Alexander Carkeek and his two sons
Ultimately, as I have said, however, thanks to repeated protests and an impassioned interview with the vicar, my father had definitely secured for himself the right of precedence, though the Carkeeks still remained sidesmen. Nor was that all. For it was now generally known that the vicar’s churchwarden was about to retire, and there could be little doubt, as my father had several times observed to me, as to the probable successor to this great position.

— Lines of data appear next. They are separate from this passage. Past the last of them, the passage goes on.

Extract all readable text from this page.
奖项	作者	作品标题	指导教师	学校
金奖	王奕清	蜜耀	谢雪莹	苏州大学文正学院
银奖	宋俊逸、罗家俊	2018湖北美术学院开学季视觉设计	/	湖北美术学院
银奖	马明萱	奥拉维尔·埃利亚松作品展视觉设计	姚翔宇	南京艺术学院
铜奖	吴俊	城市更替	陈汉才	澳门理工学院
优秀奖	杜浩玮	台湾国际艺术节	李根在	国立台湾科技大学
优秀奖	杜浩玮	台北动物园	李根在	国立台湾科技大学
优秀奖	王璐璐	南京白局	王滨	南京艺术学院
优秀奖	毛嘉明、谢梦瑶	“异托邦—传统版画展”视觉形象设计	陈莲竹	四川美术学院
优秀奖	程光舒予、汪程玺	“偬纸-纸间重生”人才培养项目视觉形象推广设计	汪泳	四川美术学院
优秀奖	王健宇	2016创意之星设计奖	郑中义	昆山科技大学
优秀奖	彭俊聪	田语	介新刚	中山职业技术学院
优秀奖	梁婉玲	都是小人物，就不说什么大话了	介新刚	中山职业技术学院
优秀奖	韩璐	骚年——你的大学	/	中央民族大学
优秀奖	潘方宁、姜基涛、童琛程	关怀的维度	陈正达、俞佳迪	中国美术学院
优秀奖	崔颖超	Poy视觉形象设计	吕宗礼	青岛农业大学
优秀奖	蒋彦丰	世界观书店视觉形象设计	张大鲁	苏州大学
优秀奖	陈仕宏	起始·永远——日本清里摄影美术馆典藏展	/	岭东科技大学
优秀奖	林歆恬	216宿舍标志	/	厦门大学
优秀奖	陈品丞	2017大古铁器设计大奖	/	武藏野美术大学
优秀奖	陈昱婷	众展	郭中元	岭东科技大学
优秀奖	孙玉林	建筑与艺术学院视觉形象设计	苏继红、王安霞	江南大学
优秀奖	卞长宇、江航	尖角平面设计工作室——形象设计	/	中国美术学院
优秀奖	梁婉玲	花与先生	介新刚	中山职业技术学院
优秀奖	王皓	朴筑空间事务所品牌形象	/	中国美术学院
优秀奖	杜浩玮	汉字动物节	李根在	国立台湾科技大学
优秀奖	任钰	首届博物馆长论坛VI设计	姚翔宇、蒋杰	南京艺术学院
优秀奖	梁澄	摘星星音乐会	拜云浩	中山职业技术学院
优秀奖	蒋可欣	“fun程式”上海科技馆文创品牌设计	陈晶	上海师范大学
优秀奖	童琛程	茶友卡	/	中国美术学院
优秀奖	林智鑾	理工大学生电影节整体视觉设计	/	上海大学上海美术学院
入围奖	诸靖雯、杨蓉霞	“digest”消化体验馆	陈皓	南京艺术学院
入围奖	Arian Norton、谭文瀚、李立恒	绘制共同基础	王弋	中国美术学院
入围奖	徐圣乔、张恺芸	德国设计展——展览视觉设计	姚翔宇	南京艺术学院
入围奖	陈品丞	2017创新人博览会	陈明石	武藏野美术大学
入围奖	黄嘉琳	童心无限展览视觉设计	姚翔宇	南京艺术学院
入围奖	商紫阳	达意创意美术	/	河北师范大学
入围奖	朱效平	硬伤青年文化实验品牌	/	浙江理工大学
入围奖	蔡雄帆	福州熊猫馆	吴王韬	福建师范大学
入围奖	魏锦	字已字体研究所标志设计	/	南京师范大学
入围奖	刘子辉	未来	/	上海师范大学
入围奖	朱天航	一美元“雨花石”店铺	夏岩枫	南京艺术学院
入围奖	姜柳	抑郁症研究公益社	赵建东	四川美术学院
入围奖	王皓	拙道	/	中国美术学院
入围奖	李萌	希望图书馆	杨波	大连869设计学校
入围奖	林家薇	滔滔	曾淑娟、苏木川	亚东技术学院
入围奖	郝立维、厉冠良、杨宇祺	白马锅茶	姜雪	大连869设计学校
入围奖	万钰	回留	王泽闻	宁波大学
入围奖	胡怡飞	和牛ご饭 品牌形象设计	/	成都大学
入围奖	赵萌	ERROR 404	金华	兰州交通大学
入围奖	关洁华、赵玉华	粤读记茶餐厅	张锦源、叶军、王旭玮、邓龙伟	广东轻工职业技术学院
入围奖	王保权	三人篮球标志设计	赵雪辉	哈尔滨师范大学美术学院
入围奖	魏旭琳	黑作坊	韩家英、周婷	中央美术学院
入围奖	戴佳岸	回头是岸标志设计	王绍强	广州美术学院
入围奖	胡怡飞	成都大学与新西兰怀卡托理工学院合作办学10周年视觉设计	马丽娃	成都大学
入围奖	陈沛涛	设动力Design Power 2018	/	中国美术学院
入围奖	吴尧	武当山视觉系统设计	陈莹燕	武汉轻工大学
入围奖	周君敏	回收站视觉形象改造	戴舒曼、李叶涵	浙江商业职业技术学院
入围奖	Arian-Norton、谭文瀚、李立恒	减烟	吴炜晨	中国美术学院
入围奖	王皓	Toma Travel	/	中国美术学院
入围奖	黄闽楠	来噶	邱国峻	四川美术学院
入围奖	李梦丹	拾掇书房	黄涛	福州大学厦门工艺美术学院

It was with a comparatively light heart therefore that I opened the front door, hung up my hat and coat and folded my scarf, and entered the parlour ready to describe to my father the events that had occupied my evening; and my distress can be imagined when I at once perceived him to be in a state of the acutest physical congestion. Facially suffused to an alarming extent, the hairs of his moustache were visibly projecting, and I naturally assumed at first that he must have become the subject of an exceptional degree of intestinal discomfort. On closer inspection, however, I observed that this could scarcely be the case since his waistcoat buttons were still fastened, and for a brief second I had a fearful apprehension that he was annoyed with myself. He did in fact ask me rather abruptly the reason for my absence from the evening meal. But his expression lightened a little when I told him where I had been and of the services rendered by me to Ezekiel Stool.